Claim No: XXXXXXXX
Claimant’s response to the request for further information
We have received a request from the defendants for further information, which they say is made pursuant to CPR Part 18.
However it is highly likely that this claim will be allocated to the small claims track and we know part 18 does not apply.
The Defendant’s part 18 request suggests very strongly that we have not supplied them with enough information to mount a defence. Despite this they have submitted a very full and complicated defence.
We are anxious to be seen to be co-operating as much as we can and therefore we are providing the following information and sending a copy to the defendants.
In section 2 of their request, the defendants ask for a detailed breakdown of the charges that have been applied to our account and our account details. We do not understand why they require this information as we sent their clients copies on 7th August and 12th August 2006. We also filed a copy with my claim form which you will find in the court file and presumably the court must have served this on the defendants with the claim form.
In section 2.3 the defendant asks why the charges should not have been levied against us, but it has already been explained in the claim, the charges are disproportionate penalties. In fact section 3 of the defendants request makes it fully clear they are aware to the answers to their section 2.3 as they specifically refer to the reasons for my claim.
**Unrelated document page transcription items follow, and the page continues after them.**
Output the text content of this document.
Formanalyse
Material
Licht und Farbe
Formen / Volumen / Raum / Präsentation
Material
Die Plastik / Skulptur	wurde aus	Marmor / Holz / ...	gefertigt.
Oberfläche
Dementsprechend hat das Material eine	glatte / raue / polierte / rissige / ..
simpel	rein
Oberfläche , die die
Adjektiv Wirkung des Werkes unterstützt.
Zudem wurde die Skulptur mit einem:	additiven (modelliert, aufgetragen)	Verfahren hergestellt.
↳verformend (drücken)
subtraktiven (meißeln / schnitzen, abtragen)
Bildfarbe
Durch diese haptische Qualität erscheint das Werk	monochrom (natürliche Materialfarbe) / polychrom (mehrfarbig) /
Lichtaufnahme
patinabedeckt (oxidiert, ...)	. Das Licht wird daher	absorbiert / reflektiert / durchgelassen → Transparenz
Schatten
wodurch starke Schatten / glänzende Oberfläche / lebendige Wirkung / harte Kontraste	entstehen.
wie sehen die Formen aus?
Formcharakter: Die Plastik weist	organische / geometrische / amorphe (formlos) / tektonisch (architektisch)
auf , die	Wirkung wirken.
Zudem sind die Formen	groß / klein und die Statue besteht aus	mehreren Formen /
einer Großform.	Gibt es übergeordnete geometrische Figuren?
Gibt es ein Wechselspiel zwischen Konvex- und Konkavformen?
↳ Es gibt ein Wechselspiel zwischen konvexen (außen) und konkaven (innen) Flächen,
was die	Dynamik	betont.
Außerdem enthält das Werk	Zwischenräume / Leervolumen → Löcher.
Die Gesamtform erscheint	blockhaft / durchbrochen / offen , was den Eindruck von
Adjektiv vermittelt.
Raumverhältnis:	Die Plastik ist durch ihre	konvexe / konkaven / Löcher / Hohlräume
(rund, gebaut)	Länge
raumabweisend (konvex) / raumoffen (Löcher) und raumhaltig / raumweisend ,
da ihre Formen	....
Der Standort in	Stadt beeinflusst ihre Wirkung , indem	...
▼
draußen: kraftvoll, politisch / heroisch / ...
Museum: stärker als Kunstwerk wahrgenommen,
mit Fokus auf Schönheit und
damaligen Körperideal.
Section 4 of the defendants request; ask for details of our account contract with the defendant. However the defendants are clearly fully aware of the details of the contract, the contract is their own terms and conditions imposed by them with no basis for negotiation. Further more the defendant has purported to rely on upon the terms and conditions in order to implement charges against us. The defendants must understand very well, which are the contractual terms in issue.
We are sure the court is already aware of the current flood of litigation which is being brought against all of the major banks on the issue of penalty charges. We can tell the court that hundreds such of claims have been issued at courts around the country, many having been allocated to the fast track and there are at least 10 cases transferred to the mercantile court in London to be heard as a test case. However to date every case has been settled by the banks before going to a hearing, even Barclays bank which is the defendant at the Mercantile court cases has started contacting the claimants and making an offer of full settlement in order to avoid the case being fully heard.
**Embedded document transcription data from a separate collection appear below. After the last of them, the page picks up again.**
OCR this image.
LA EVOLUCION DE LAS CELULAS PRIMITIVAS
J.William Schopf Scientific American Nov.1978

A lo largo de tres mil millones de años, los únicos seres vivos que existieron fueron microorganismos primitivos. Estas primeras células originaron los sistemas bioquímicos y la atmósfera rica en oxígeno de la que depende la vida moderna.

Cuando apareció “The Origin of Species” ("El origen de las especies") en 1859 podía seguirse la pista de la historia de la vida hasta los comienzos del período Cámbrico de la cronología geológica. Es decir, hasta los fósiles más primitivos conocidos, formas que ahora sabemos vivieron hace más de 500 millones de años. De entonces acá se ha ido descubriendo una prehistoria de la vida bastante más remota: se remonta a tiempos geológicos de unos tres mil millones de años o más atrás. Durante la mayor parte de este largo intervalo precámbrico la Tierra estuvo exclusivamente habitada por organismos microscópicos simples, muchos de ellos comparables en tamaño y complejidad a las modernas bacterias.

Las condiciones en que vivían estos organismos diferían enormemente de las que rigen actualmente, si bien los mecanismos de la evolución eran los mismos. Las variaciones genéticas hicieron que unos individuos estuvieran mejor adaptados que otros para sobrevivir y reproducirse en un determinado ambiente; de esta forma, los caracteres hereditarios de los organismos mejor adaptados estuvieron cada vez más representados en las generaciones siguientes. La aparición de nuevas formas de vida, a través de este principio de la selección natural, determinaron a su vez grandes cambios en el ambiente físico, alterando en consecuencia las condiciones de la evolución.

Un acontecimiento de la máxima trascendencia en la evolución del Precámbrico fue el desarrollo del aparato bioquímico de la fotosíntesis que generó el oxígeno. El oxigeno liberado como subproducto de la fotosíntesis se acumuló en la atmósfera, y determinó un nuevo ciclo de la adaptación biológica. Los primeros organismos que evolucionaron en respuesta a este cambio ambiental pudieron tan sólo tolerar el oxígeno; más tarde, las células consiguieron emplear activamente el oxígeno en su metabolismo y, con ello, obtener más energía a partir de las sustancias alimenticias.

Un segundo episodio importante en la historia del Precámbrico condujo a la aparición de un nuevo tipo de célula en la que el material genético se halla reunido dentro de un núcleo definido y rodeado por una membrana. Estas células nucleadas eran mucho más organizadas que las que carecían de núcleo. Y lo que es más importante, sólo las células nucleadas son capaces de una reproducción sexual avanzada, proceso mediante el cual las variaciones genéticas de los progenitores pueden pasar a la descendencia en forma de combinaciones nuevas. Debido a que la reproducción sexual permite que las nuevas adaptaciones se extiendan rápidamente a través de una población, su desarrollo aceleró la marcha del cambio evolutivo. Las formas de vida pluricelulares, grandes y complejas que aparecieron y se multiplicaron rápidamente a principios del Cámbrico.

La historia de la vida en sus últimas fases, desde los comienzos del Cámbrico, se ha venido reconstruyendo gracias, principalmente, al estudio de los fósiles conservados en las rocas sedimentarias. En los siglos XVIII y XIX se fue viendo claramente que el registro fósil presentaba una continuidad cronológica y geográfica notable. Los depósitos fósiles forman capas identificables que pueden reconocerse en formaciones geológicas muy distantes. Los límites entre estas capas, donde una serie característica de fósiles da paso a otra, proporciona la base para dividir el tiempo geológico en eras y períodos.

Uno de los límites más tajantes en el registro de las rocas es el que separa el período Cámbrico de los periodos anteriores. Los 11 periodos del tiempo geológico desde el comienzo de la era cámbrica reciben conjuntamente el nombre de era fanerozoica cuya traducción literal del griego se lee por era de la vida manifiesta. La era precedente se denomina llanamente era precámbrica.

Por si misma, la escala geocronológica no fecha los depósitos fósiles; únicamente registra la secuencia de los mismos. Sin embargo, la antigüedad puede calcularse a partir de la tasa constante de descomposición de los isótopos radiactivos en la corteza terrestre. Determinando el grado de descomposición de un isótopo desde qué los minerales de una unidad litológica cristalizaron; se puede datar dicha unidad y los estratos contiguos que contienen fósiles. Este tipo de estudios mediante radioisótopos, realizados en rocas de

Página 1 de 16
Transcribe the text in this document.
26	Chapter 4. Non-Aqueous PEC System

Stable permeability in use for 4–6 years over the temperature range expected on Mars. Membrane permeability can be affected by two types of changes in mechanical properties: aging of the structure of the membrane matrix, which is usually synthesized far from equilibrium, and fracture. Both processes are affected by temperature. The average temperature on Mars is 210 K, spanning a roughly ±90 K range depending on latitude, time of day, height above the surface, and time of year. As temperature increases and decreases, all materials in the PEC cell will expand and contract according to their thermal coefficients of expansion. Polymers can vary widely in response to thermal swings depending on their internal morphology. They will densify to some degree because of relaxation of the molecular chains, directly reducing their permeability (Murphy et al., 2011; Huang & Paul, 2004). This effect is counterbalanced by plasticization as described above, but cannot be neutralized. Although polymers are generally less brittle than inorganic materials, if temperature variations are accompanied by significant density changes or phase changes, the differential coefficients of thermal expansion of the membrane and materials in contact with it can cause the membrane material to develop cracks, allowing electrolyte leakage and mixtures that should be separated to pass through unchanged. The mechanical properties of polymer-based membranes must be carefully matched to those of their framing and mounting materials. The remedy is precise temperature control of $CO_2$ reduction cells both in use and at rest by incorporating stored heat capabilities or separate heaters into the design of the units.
The NatWest, the defendants in our own case has settled over 180 cases, many of them for much larger amounts than my own claim.
The banks are fully aware of the bank charges issue. The Office of Fair Trading conducted a 2 year investigation into Credit Card penalty charge cases and found they were unfair and unenforceable at law. The OFT also said there was a read-across to banks of their penalty charges. The OFT has urged the banks to comply with their findings. The banks have refused and the OFT in entering into further discussions with them.
In the meantime the banks oblige thousands of their customers – very ordinary citizens, to bring court claims which their banks or their solicitors then go on to complicate the process with procedural devices such as the present part 18 request.
Only those claimants of sufficient heart and tenacity are eventually paid out in full. We are sure the great majority give up altogether or accept reduced payments. This is the deliberate intention of the banks style of litigation.
The banks style of litigation is intimidatory and it is sham.
The banks style of litigation would be vexatious if it were not for the fact they are the defendants.
The Master of Rolls in 2004 addressed an international conference on vexatious litigation. He told the conference the evil of vexatious litigation was that it undermined justice and was a burden to the public resource.
We can not imagine any better description of the result of the banks style of litigation.
It really should not be for an ordinary citizen to bear the burden of bringing the banks back within the rule of law.
The OFT has the power to deal with this matter and is tasked and resourced to do the job. If the OFT were to seek an injunction then this burden upon the private individual could probably be brought to an end within a week.